MODS: Moderating a Mixture of Document Speakers to Summarize Debatable Queries in Document Collections
Nishant Balepur, Alexa Siu, Nedim Lipka, Franck Dernoncourt, Tong Sun, Jordan Boyd-Graber, Puneet Mathur
TL;DR
MODS presents Debatable QFS (DQFS), addressing the limitation of traditional query-focused summarization in handling questions with opposing viewpoints. The framework hinges on a panel-like multi-LLM design where documents act as Speaker LLMs and a Moderator LLM orchestrates topic-specific responses, guided by a rich outline that tracks perspectives and stances. The authors introduce DebateQFS and ConflictingQA datasets to evaluate coverage, balance, and faithfulness via pre-hoc citation metrics, showing that MoDS achieves superior topic-paragraph coverage and balanced representation versus strong baselines. Empirical results from both datasets, including human evaluations and ablation studies, demonstrate that content planning through outlines and speaker-controlled interactions substantially improves debatable-query summaries, with practical implications for balanced information synthesis.
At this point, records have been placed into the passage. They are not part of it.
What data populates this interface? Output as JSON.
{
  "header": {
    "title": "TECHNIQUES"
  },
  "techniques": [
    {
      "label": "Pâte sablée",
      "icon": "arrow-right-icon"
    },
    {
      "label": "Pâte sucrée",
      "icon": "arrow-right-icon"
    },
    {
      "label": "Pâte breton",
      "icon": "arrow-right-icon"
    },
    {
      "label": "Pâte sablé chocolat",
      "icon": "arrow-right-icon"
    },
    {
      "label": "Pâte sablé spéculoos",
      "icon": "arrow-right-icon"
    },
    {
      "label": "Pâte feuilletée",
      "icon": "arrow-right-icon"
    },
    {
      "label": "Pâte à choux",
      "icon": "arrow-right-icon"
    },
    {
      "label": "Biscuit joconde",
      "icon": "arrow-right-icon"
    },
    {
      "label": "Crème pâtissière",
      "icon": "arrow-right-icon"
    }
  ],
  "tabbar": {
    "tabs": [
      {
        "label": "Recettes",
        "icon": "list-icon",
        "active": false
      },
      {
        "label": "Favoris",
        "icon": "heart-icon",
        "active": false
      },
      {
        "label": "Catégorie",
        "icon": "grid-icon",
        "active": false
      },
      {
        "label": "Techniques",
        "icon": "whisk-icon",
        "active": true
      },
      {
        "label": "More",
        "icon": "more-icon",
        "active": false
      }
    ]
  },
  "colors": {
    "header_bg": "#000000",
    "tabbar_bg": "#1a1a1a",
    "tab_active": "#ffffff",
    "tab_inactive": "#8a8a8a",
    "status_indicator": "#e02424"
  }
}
Limitations include computational cost and the need for broader human validation, while ethical considerations emphasize careful handling of misinformation and user-guided balance in controversial topics.
Abstract
Query-focused summarization (QFS) gives a summary of documents to answer a query. Past QFS work assumes queries have one answer, ignoring debatable ones (Is law school worth it?). We introduce Debatable QFS (DQFS), a task to create summaries that answer debatable queries via documents with opposing perspectives; summaries must comprehensively cover all sources and balance perspectives, favoring no side. These goals elude LLM QFS systems, which: 1) lack structured content plans, failing to guide LLMs to write balanced summaries, and 2) use the same query to retrieve contexts across documents, failing to cover all perspectives specific to each document's content. To overcome this, we design MODS, a multi-LLM framework mirroring human panel discussions. MODS treats documents as individual Speaker LLMs and has a Moderator LLM that picks speakers to respond to tailored queries for planned topics. Speakers use tailored queries to retrieve relevant contexts from their documents and supply perspectives, which are tracked in a rich outline, yielding a content plan to guide the final summary. Experiments on ConflictingQA with controversial web queries and DebateQFS, our new dataset of debate queries from Debatepedia, show MODS beats SOTA by 38-59% in topic paragraph coverage and balance, based on new citation metrics. Users also find MODS's summaries to be readable and more balanced.